O anúncio do fechamento de fábricas nos últimos dois meses levantou discussões sobre a viabilidade de se incentivar o setor automotivo no Brasil e teses de que este segmento industrial seria um dos “mais protegidos” do País, sem gerar contrapartidas à sociedade. Porém, estudo apresentado pela Associação Nacional dos Fabricantes de Veículos Automotores (Anfavea), com base em dados oficiais, revela justamente o contrário.
“Somos exageradamente tributados, pouco incentivados e geramos retornos espetaculares ao País sob todos os ângulos de análise”, afirmou o presidente da entidade, Luiz Carlos Moraes, durante coletiva de imprensa.
Enquanto a desoneração fiscal sobre arrecadação tributária de todos os setores econômicos foi de 18% na última década, para o setor automotivo foi de 8%. Com isso, o segmento apresentou a melhor relação entre todos os setores da economia.
Entre 2011 e 2017, últimos dados divulgados pela Receita Federal, o setor automotivo jamais representou mais do que 2% de toda a desoneração fiscal realizada pelo governo.
Por desoneração entende-se a redução dos impostos por conta de políticas setoriais ou regionais de estímulo à industrialização ou a investimentos em produto e desenvolvimento (P&D).
“É importante frisar que o governo não tira dinheiro do bolso ou dos contribuintes para doar a indústrias.
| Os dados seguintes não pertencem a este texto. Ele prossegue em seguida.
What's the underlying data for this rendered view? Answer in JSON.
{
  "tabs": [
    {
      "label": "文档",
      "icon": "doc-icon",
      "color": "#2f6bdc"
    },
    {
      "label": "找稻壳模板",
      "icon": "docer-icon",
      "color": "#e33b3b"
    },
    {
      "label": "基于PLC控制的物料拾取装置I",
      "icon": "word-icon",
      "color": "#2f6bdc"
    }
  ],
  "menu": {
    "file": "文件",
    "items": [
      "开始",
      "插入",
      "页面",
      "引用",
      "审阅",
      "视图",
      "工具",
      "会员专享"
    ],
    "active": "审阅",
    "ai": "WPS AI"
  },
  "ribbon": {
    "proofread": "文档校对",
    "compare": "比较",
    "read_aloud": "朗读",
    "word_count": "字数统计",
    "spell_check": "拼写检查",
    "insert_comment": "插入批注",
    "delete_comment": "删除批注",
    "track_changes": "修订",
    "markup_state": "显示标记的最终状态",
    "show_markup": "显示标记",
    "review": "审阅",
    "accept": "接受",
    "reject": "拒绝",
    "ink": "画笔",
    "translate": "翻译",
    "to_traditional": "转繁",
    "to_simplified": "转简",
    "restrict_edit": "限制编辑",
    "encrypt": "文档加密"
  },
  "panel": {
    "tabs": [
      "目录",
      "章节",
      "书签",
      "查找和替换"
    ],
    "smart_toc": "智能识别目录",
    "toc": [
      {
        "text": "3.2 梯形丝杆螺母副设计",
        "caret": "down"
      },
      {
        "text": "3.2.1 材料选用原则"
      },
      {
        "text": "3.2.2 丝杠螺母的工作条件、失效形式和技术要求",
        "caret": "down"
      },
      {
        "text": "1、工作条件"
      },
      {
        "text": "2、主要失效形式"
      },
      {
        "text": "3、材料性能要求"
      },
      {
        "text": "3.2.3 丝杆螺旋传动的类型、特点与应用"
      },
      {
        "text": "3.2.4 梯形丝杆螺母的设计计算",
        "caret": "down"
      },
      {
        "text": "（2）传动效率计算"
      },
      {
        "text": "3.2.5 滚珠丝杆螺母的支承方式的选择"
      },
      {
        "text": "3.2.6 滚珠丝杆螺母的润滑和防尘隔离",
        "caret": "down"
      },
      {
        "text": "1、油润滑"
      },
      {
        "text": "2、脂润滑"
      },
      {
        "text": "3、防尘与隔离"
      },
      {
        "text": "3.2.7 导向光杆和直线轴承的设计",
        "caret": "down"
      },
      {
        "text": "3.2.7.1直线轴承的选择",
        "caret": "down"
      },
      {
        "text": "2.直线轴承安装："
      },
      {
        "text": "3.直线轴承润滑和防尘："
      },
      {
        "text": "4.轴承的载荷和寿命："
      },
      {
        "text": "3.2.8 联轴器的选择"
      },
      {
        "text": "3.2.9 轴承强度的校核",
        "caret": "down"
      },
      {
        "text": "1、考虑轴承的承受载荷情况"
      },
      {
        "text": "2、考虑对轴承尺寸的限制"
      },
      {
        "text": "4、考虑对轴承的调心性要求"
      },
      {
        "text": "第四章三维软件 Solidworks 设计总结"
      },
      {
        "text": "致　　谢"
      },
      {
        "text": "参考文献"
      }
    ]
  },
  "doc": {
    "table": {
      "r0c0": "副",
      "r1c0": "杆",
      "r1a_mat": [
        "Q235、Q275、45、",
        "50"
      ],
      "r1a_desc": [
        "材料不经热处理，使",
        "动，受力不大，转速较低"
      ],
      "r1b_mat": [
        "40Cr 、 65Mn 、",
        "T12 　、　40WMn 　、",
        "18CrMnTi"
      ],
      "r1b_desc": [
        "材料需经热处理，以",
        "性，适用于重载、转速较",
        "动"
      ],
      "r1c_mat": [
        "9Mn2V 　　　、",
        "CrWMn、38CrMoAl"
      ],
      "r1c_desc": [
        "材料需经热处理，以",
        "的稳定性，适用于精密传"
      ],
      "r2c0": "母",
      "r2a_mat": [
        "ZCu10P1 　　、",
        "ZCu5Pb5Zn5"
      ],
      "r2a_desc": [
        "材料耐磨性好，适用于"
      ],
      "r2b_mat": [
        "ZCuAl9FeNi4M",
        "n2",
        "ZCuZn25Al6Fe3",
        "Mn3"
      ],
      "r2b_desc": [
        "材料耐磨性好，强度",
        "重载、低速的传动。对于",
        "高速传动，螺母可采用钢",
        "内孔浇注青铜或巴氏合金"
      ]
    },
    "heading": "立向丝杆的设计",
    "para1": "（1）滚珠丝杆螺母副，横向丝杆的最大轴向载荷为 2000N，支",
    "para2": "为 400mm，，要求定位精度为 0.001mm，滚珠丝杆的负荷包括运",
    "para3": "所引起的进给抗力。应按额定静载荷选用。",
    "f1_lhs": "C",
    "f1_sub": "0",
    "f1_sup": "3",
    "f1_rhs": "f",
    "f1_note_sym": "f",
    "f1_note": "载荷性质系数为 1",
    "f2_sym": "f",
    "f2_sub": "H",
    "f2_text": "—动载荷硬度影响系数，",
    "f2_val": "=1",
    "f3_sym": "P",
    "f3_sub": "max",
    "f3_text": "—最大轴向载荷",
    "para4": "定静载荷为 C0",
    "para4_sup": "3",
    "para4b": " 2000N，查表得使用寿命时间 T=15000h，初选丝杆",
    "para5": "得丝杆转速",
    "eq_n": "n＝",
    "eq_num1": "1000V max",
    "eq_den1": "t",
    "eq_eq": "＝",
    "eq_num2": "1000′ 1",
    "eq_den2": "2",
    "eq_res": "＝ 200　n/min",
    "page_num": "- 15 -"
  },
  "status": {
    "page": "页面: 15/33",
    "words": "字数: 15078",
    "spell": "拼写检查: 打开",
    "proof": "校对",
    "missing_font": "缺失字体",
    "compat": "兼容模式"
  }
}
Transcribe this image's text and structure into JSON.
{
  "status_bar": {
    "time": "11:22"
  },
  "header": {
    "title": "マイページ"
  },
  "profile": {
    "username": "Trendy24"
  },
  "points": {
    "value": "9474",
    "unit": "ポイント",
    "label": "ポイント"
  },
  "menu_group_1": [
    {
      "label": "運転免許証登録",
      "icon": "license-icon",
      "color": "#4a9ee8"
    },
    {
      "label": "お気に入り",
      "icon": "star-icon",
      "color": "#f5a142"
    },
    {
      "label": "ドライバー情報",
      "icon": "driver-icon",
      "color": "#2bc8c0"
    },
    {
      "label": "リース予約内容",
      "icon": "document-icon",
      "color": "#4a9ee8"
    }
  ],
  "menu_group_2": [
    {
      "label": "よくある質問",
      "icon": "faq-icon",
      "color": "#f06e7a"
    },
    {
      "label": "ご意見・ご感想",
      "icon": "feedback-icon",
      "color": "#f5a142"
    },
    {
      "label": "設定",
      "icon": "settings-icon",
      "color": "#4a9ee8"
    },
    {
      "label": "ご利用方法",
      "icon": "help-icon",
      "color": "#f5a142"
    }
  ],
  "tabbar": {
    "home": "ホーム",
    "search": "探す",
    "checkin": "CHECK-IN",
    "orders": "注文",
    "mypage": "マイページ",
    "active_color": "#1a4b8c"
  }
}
Ele abre mão de parte da arrecadação de impostos para compensar algumas deficiências estruturais e também para estimular regiões ou desenvolvimentos tecnológicos. Na prática, a desoneração beneficia os consumidores na forma de preços mais baixos e de produtos mais avançados, seguros, eficientes e menos poluentes”, explicou Moraes.
“Em certa medida, isso serve para restituir a alta carga tributária de 44% sobre o preço do automóvel, o dobro do praticado na maioria dos países da Europa e mais que isso para casos como Japão e EUA”, comparou.
Contrapartidas à sociedade
Um dos exemplos de contrapartida apresentados no estudo da Anfavea se refere ao investimento feito no programa Inovar-Auto (2013 a 2017), que melhorou a eficiência energética (economia) de todos os motores de veículos nacionais. Na prática, a desoneração tributária de R$ 6,8 bilhões no período de cinco anos resultou em uma economia de R$ 35 bilhões em combustíveis aos donos desses novos veículos e ainda a redução das emissões de CO2 em 2 milhões de toneladas por ano.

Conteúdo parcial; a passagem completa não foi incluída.